Per scambiarsi opinioni e pareri hanno usato al massimo le nuove tecnologie i cinque giovani studiosi che hanno lavorato all’aggiornamento del vocabolario Zanichelli di greco moderno. Quasi tre anni di lavoro per questi dottorandi e ricercatori, tutti trentenni che hanno studiato negli atenei veneti: Valeria Baldissera, Tatiana Bovo, Giorgio Fogliani, Eugenia Liosatou ed Elena Palvarini. Nella nuova edizione sono stati aggiunte le trascrizioni fonetiche e 5 mila neologismi “comparsi” fra oggi e il 1996 – data dell’ultima edizione del vocabolario. «Ci siamo suddivisi i compiti – spiega Eugenia Liosatou – le fasi di lavoro sono state numerose, abbiamo poi fatto controlli incrociati, siamo rimasti sempre in contatto. Come? Tramite gruppi di discussione on line».

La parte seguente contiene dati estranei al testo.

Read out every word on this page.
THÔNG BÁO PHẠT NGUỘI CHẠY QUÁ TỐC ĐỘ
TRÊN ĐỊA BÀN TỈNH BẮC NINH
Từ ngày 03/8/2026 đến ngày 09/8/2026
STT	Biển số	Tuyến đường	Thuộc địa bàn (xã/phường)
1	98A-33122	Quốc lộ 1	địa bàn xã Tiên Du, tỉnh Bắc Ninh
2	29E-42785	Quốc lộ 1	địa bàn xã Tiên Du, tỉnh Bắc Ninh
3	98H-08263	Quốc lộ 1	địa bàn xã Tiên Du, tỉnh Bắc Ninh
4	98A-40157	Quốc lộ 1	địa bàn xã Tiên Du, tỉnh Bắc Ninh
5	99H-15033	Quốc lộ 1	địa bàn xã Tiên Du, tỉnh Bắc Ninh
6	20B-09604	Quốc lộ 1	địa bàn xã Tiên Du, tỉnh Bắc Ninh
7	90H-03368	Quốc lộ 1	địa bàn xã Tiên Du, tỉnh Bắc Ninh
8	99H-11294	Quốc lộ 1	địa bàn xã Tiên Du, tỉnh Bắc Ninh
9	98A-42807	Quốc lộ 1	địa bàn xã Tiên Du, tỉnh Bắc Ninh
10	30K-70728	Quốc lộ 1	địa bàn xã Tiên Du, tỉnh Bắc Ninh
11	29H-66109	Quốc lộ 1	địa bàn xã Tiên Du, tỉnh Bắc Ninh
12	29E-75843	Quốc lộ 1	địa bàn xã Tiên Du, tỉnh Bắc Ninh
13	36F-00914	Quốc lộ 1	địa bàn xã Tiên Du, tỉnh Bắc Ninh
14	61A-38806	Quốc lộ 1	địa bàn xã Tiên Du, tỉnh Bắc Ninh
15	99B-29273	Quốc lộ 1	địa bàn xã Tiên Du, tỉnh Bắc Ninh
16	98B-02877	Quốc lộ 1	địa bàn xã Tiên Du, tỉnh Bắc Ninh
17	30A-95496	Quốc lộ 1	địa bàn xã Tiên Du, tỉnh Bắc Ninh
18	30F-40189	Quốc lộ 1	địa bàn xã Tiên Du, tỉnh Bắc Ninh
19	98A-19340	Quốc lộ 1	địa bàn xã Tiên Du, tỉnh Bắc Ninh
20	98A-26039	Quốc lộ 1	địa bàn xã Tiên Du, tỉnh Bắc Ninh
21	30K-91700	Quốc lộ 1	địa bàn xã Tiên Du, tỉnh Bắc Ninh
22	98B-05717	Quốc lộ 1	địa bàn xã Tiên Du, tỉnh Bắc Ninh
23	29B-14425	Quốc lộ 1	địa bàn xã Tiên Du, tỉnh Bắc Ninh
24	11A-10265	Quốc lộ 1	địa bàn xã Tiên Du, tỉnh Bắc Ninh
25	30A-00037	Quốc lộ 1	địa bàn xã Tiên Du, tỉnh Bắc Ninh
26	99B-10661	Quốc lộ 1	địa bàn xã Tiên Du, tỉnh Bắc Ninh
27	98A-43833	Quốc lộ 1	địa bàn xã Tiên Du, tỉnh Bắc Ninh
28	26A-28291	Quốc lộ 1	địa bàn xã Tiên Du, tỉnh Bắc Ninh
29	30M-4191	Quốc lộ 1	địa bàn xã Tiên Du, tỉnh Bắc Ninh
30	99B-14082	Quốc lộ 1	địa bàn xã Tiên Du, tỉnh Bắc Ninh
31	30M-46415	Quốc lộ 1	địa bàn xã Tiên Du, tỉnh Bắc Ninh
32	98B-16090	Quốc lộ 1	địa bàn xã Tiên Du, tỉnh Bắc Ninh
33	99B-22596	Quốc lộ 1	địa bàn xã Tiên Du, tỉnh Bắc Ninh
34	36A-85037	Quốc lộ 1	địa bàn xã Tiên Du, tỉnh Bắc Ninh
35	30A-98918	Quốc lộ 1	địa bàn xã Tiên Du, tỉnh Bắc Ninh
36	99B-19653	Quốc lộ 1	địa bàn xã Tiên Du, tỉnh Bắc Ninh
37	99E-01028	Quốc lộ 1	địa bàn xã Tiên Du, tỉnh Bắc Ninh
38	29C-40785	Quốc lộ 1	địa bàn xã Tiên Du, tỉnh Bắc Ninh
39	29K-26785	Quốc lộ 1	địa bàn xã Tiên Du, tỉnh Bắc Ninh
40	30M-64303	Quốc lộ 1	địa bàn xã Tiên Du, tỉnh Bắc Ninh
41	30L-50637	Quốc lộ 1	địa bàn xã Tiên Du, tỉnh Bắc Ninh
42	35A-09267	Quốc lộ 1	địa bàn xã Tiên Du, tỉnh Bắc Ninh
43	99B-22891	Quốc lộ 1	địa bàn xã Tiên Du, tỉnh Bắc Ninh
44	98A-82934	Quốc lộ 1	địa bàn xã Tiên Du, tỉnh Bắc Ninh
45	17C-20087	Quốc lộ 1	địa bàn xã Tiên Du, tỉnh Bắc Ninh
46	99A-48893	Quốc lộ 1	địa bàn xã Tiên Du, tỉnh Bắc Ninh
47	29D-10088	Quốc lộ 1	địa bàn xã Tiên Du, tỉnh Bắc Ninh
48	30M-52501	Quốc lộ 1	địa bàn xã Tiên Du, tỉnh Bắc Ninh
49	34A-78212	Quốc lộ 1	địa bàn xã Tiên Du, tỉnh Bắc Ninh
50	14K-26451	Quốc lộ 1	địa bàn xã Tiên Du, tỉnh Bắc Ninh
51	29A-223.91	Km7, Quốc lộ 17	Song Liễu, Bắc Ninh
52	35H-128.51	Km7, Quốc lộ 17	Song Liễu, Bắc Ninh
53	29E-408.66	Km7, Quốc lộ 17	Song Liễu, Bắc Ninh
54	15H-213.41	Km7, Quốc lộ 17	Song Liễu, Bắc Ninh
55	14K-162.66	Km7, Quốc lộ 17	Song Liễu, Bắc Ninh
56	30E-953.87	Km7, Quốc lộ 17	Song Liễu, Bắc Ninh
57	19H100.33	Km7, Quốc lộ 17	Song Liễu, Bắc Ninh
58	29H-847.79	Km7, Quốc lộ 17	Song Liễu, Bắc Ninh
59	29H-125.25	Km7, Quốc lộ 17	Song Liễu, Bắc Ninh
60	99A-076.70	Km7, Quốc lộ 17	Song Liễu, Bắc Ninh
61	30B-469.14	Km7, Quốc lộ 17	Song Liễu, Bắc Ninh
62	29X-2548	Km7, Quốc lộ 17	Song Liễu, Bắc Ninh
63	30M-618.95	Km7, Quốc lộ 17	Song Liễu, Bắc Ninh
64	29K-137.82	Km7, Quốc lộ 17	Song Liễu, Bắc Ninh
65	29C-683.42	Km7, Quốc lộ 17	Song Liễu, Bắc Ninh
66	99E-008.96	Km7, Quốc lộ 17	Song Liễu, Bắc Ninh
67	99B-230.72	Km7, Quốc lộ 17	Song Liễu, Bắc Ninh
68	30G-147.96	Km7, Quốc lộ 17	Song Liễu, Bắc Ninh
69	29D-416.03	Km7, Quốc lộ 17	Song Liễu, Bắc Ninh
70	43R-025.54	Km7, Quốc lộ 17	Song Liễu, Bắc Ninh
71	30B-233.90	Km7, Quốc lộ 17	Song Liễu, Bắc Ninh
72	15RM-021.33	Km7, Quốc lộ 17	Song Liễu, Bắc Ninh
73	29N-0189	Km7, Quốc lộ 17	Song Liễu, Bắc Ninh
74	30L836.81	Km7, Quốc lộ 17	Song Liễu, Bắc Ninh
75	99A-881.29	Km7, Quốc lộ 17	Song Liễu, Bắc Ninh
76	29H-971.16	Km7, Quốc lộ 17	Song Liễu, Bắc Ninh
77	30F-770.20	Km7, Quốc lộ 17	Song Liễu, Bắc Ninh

Domani alle 17:00 il vocabolario verrà presentato a Cà Foscari da Caterina Carpinato, docente che ha coordinato e supervisionato il lavoro, e da Franco Montanari, autore del vocabolario di greco antico GI. «È un lavoro importante che ha avuto il riconoscimento dell’ambasciata greca: anche questo sarà un modo per far capire che la lingua greca non è “solo” il greco antico. Non è un caso che sia nato qui – conclude Carpinato – Venezia ha da sempre avuto uno scambio intenso con la Grecia, anche sul fronte linguistico».